Bring Your Own PC

November 24, 2008

We have been talking with quite a few companies (and relatively for a young company, we are pretty well known in our space) and it seems that a lot of Enterprises are looking into the “Bring-Your-Own-PC” (“BYOPC”) kind of model. This is not surprising by itself – the point I want to make is that this trend is either complementary or in lieu of VDI.

What I believe has happened in the last 2-3 months is that after the big companies has spent a lot of their marketing dollars on promoting VDI, IT are now pretty well educated about the benefits of “Machine Virtualization” (not to be confused with the slew of other virtualization technologies out there) and want to apply the same benefits on endpoints.

The main advantage IT sees is the sort of “outsourcing” of owning the hardware. They want to shy away from owning the hardware and focus on “owning” the software part (OS + Applications).

Neocleus shines in delivering on the promise of the BYOPC since our architecture allows the original OS to continue operating in full pass-through mode delivering unhindered user experience.

I believe that this is the direction “personal computing” will follow in the years to come – quite a few people will own a personal device and will use it to serve different “persona”s.

 


Will IOMMU enable pass-through support “out of the box”?

November 5, 2008

I often hear people saying that IOMMU will enable pass-through support “out of the box”, it’s such a common assumption that I thought it’s important enough to discuss it.

Just as a background for those of you who aren’t too familiar with the IOMMU – it’s an hardware unit, which takes care of mapping device-visible IO addresses to physical addresses (it’s very much like the traditional MMU which translates CPU-visible virtual address to physical address).
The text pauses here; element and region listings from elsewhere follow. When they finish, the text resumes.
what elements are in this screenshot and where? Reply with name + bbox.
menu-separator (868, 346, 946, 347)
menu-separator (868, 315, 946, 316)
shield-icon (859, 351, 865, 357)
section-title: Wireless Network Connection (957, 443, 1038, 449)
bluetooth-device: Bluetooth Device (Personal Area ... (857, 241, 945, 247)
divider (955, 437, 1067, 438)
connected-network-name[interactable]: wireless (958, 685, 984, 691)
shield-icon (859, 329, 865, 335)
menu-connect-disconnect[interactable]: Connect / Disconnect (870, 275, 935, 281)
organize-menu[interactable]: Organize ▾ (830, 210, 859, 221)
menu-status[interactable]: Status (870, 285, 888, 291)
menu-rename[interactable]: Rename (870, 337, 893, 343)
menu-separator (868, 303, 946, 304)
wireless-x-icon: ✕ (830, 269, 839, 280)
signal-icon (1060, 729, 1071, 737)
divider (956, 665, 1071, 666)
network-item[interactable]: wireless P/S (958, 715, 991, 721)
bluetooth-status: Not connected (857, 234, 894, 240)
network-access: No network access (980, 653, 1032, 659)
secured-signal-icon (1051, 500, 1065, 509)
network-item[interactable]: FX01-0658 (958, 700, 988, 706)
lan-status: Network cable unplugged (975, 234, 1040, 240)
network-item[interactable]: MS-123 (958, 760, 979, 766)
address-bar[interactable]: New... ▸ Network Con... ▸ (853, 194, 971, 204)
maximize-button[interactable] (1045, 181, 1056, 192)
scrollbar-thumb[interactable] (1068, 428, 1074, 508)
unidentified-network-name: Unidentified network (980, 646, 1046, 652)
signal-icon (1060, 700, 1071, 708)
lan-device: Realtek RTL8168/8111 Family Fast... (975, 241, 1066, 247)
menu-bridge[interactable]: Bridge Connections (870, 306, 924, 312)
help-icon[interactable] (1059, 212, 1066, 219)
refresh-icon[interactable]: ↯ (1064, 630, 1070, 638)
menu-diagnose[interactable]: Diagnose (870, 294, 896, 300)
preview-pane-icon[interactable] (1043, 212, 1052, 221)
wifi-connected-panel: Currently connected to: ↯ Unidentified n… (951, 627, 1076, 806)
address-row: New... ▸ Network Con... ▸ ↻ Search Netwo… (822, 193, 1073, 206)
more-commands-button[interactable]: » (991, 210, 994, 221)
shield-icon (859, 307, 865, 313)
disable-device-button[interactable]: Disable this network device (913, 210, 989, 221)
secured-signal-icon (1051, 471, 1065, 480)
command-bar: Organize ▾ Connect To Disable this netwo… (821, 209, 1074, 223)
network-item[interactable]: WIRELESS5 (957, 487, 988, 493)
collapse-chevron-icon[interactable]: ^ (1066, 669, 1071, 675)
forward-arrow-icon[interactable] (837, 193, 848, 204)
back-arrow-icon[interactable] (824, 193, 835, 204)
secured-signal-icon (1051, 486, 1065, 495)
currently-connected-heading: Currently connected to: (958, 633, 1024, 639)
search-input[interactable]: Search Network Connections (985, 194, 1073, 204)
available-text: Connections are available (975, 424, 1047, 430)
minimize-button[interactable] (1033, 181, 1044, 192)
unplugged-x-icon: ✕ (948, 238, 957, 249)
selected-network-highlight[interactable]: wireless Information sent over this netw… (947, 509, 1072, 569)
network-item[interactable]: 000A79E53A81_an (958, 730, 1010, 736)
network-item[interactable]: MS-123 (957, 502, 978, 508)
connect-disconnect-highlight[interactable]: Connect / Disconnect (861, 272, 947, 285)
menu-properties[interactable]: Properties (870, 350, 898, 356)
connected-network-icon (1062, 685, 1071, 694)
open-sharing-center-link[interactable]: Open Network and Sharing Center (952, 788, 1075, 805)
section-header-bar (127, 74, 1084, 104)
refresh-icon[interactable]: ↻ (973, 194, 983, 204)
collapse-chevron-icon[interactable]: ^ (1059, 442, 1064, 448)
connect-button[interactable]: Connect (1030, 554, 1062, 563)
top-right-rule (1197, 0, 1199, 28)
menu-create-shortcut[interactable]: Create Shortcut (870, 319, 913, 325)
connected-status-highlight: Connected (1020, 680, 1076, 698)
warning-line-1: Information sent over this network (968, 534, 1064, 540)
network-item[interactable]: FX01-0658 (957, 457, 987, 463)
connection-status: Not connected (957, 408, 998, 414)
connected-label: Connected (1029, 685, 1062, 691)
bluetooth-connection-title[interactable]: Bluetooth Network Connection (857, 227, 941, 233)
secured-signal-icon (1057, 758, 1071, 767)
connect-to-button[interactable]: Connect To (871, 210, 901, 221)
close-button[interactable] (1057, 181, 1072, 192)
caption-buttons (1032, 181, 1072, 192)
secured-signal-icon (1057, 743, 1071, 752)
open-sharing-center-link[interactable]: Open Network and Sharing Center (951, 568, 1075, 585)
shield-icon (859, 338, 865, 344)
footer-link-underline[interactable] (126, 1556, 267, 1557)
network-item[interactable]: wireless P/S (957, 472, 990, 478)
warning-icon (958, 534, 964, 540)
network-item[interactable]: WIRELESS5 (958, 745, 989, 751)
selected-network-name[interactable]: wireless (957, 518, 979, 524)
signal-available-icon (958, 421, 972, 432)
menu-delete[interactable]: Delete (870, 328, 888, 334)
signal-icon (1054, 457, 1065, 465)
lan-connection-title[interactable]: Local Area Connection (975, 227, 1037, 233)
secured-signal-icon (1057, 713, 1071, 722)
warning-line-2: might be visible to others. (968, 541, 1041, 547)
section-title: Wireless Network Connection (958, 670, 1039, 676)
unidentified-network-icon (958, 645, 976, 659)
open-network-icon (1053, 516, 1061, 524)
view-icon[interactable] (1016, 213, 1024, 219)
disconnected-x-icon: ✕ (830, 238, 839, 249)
The IOMMU main goal is to “virtualize” the memory which the devices are using.

The latest Xen versions can utilizes the IOMMU, to assign physical devices to virtual machines – which is what we call: “pass-through”. This is probably the main reason which makes people think that IOMMU will enable pass-through support out of the box. However, even a simple wireless device doesn’t work in pass-through “out of the box” since it has other dependencies than memory, which the IOMMU doesn’t solve.
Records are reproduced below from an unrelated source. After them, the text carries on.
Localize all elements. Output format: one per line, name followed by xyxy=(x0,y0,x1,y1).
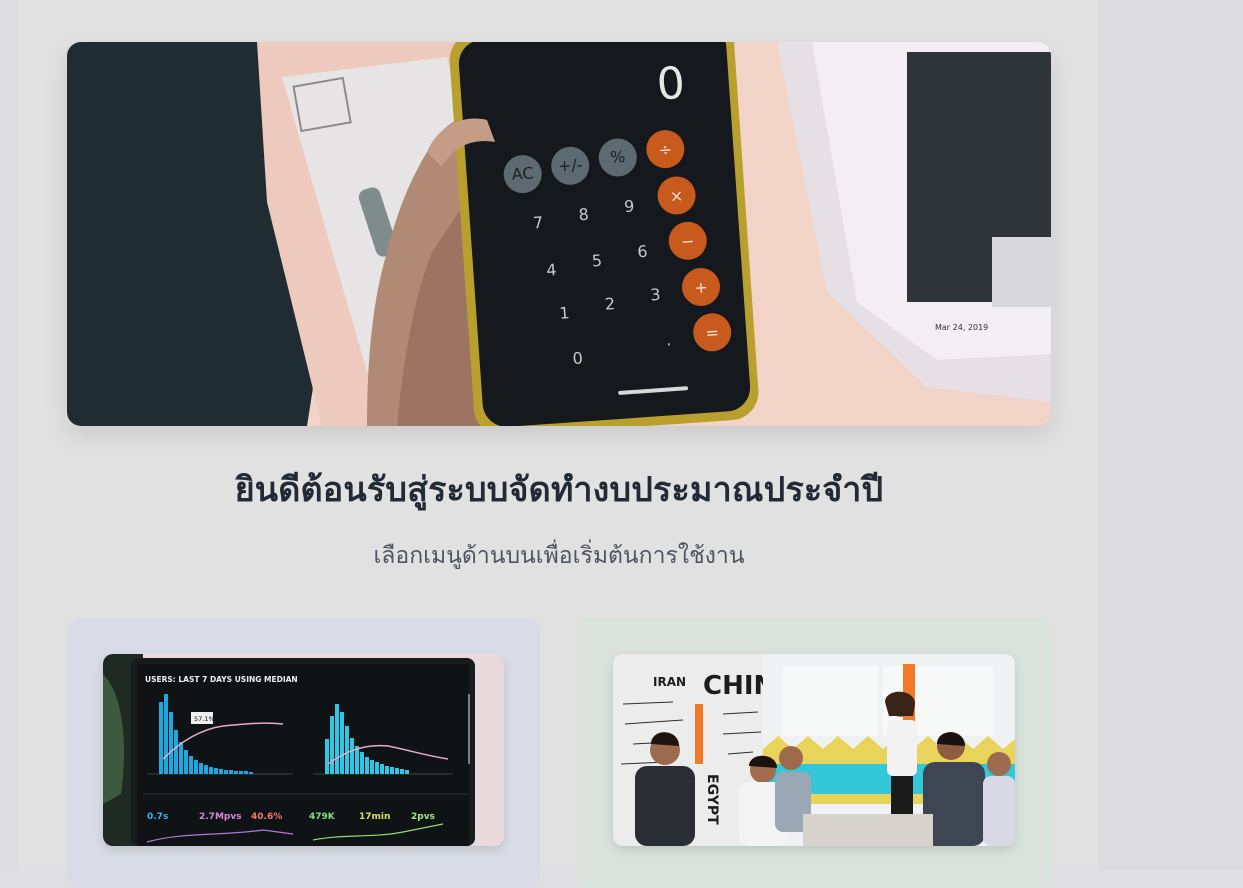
stat-pvs-per-session: 2pvs xyxy=(411,812,435,822)
key-2: 2 xyxy=(604,294,615,314)
menu-card-meeting[interactable]: CHINA IRAN EGYPT xyxy=(577,618,1051,888)
key-minus: − xyxy=(680,231,695,251)
key-ac: AC xyxy=(511,163,534,183)
business-meeting-image: CHINA IRAN EGYPT xyxy=(613,654,1015,846)
analytics-dashboard-photo-icon: USERS: LAST 7 DAYS USING MEDIAN 57.1% 0.… xyxy=(103,654,504,846)
key-6: 6 xyxy=(637,242,648,262)
key-0: 0 xyxy=(572,348,583,368)
calculator-display: 0 xyxy=(655,58,686,111)
page-subtitle: เลือกเมนูด้านบนเพื่อเริ่มต้นการใช้งาน xyxy=(373,543,745,569)
key-divide: ÷ xyxy=(658,140,673,160)
stat-bounce-rate: 40.6% xyxy=(251,812,282,822)
key-percent: % xyxy=(609,147,625,167)
dashboard-header: USERS: LAST 7 DAYS USING MEDIAN xyxy=(145,675,298,684)
stat-load-time: 0.7s xyxy=(147,812,168,822)
key-9: 9 xyxy=(623,196,634,216)
wall-word-iran: IRAN xyxy=(653,675,686,689)
wall-word-egypt: EGYPT xyxy=(704,774,720,825)
key-1: 1 xyxy=(559,303,570,323)
key-3: 3 xyxy=(650,285,661,305)
key-plus: + xyxy=(694,278,709,298)
stat-session-length: 17min xyxy=(359,812,390,822)
paper-date: Mar 24, 2019 xyxy=(935,323,988,332)
calculator-photo-icon: Mar 24, 2019 0 AC +/- % ÷ 7 8 9 × 4 5 6 … xyxy=(67,42,1051,426)
key-7: 7 xyxy=(532,213,543,233)
menu-card-analytics[interactable]: USERS: LAST 7 DAYS USING MEDIAN 57.1% 0.… xyxy=(67,618,540,888)
business-meeting-photo-icon: CHINA IRAN EGYPT xyxy=(613,654,1015,846)
key-multiply: × xyxy=(669,186,684,206)
analytics-dashboard-image: USERS: LAST 7 DAYS USING MEDIAN 57.1% 0.… xyxy=(103,654,504,846)
page-title: ยินดีต้อนรับสู่ระบบจัดทำงบประมาณประจำปี xyxy=(234,470,884,510)
key-5: 5 xyxy=(591,251,602,271)
key-8: 8 xyxy=(578,205,589,225)
right-gutter xyxy=(1098,0,1243,870)
key-equals: = xyxy=(705,323,720,343)
key-plusminus: +/- xyxy=(557,155,583,176)
stat-sessions: 479K xyxy=(309,812,336,822)
hero-calculator-image: Mar 24, 2019 0 AC +/- % ÷ 7 8 9 × 4 5 6 … xyxy=(67,42,1051,426)
key-4: 4 xyxy=(546,260,557,280)
stat-page-views: 2.7Mpvs xyxy=(199,812,242,822)
dashboard-tooltip: 57.1% xyxy=(194,715,215,723)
The reason why IOMMU alone cannot deliver device pass-through, isn’t because of insufficient implementation in Xen, it’s simply because the IOMMU wasn’t designed and cannot solve the many architectural problems which arise when performing pass-through. If you think about it – IOMMU mainly solves the device-visible memory virtualization problem, however it doesn’t handle the other stuff which devices may need in order to work: ACPI, inter-chipset dependencies (some of the devices, depend on configurations of other devices in the chipset), etc. That is also the main reason, why even after the IOMMU is out-there quite a time – no one has published an implementation of code which does complete pass-through for graphics devices (by “complete” pass-through – I mean, that the native drivers of the graphics card can run inside the virtual machine).

The bottom line is – IOMMU solves some of the device pass-through problems, and is a good step towards full hardware support for device pass-through, but it doesn’t enable device pass-through support out of the box.